O que Malta está realmente a fazer e porque é que importa
A iniciativa maltesa funciona como uma biblioteca pública digital. Da mesma forma que uma biblioteca oferece acesso gratuito ao conhecimento que, de outra forma, exigiria a compra de dezenas de livros, o governo de Malta está a financiar coletivamente uma ferramenta de produtividade intelectual para toda a sua população. A lógica é simples: se a inteligência artificial vai transformar o mercado de trabalho, a educação e a economia, então o acesso a essa tecnologia não pode ser um privilégio reservado a quem pode pagar.

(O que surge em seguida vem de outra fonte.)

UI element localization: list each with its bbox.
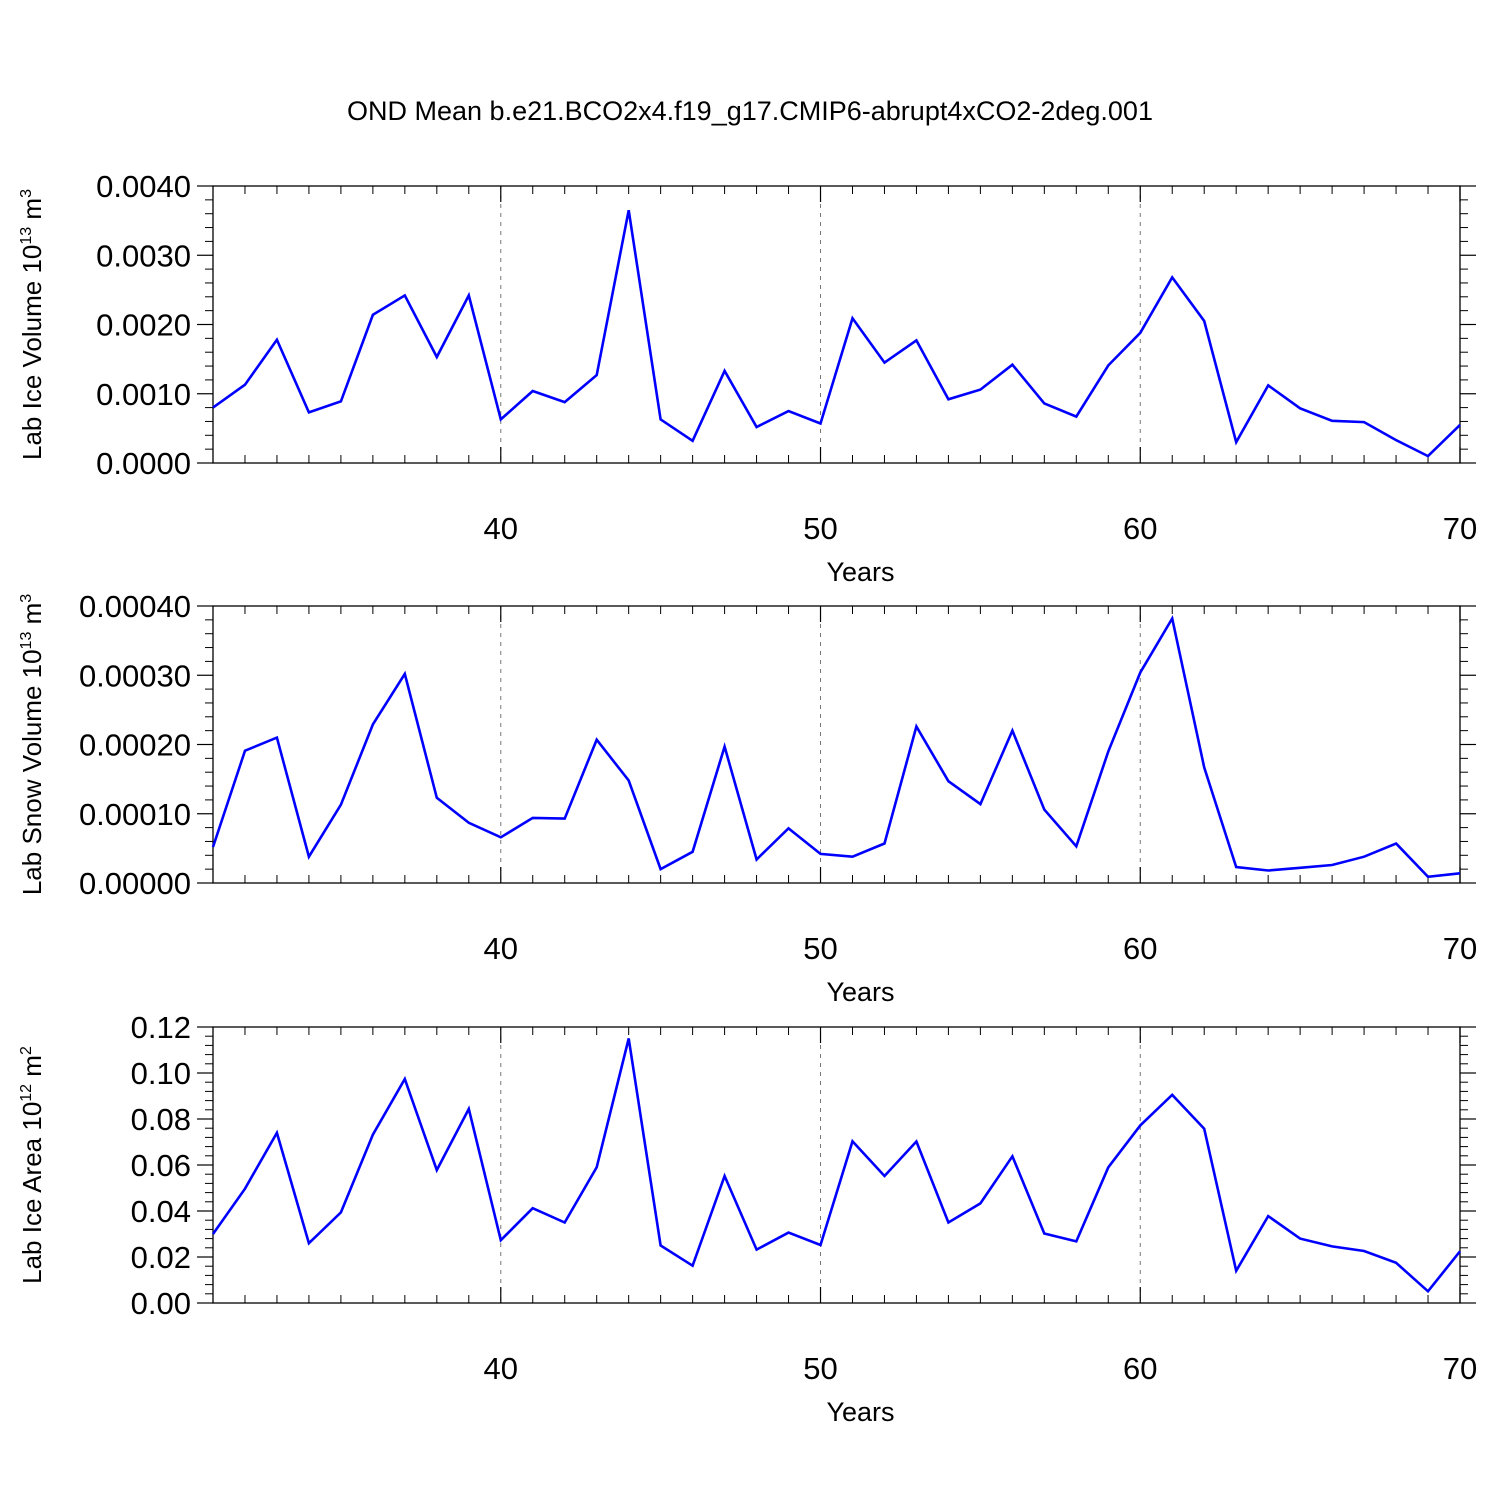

O programa nacional de inteligência artificial de Malta está inserido numa estratégia mais ampla de modernização do país. Malta é um dos menores estados membros da União Europeia, com cerca de 500 mil habitantes, e tem apostado fortemente no posicionamento digital como vantagem competitiva. Esta iniciativa é, portanto, tanto uma política social como uma política económica.
O que os utilizadores podem fazer com esta ferramenta
O ChatGPT Plus não é apenas um chatbot que responde a perguntas. Na prática, trata-se de um assistente capaz de redigir documentos profissionais, resumir textos longos, analisar dados, ajudar no estudo de matérias complexas, traduzir conteúdo com elevada precisão e até auxiliar no desenvolvimento de código informático. Para um estudante universitário, pode representar horas de investigação poupadas. Para um pequeno empresário, pode substituir parcialmente serviços de consultoria ou redação que teriam custos elevados.
A versão Plus, em particular, dá acesso ao modelo GPT-4o, que é substancialmente mais capaz do que a versão gratuita disponível ao público geral. A diferença é comparável à que existe entre um automóvel básico e uma versão equipada com todas as funcionalidades: ambos chegam ao destino, mas a experiência e as capacidades são muito diferentes.
Que lição os outros países podem retirar deste exemplo
A decisão de Malta coloca uma questão pertinente no centro do debate europeu sobre inteligência artificial: deve o acesso a ferramentas de IA ser tratado como um serviço público, tal como a saúde ou a educação? Em Portugal, como em muitos outros países, o acesso a estas tecnologias avançadas continua a depender da capacidade económica individual de cada pessoa. Isso cria uma divisão silenciosa entre aqueles que conseguem usar a IA para aumentar a sua produtividade e aqueles que ficam de fora dessa vantagem competitiva.
O exemplo maltês não é necessariamente replicável em países maiores de forma imediata, dado que os custos de licenciamento escalam com a dimensão da população. No entanto, serve como prova de conceito de que governos podem negociar acordos com empresas tecnológicas para democratizar ferramentas que, de outra forma, aprofundariam desigualdades digitais.
O que isto significa para a Arena Digital
Na Arena Digital, acompanhamos de perto as políticas que moldam o acesso à tecnologia em todo o mundo. Iniciativas como a de Malta representam um sinal claro de que a inteligência artificial deixou de ser um tópico técnico reservado a especialistas e passou a ser uma questão de política pública com impacto direto na vida das pessoas. Enquanto Portugal e a Europa continuam a debater a regulação da IA através do AI Act europeu, Malta escolheu agir pelo lado do acesso. E isso, por si só, merece atenção e reflexão.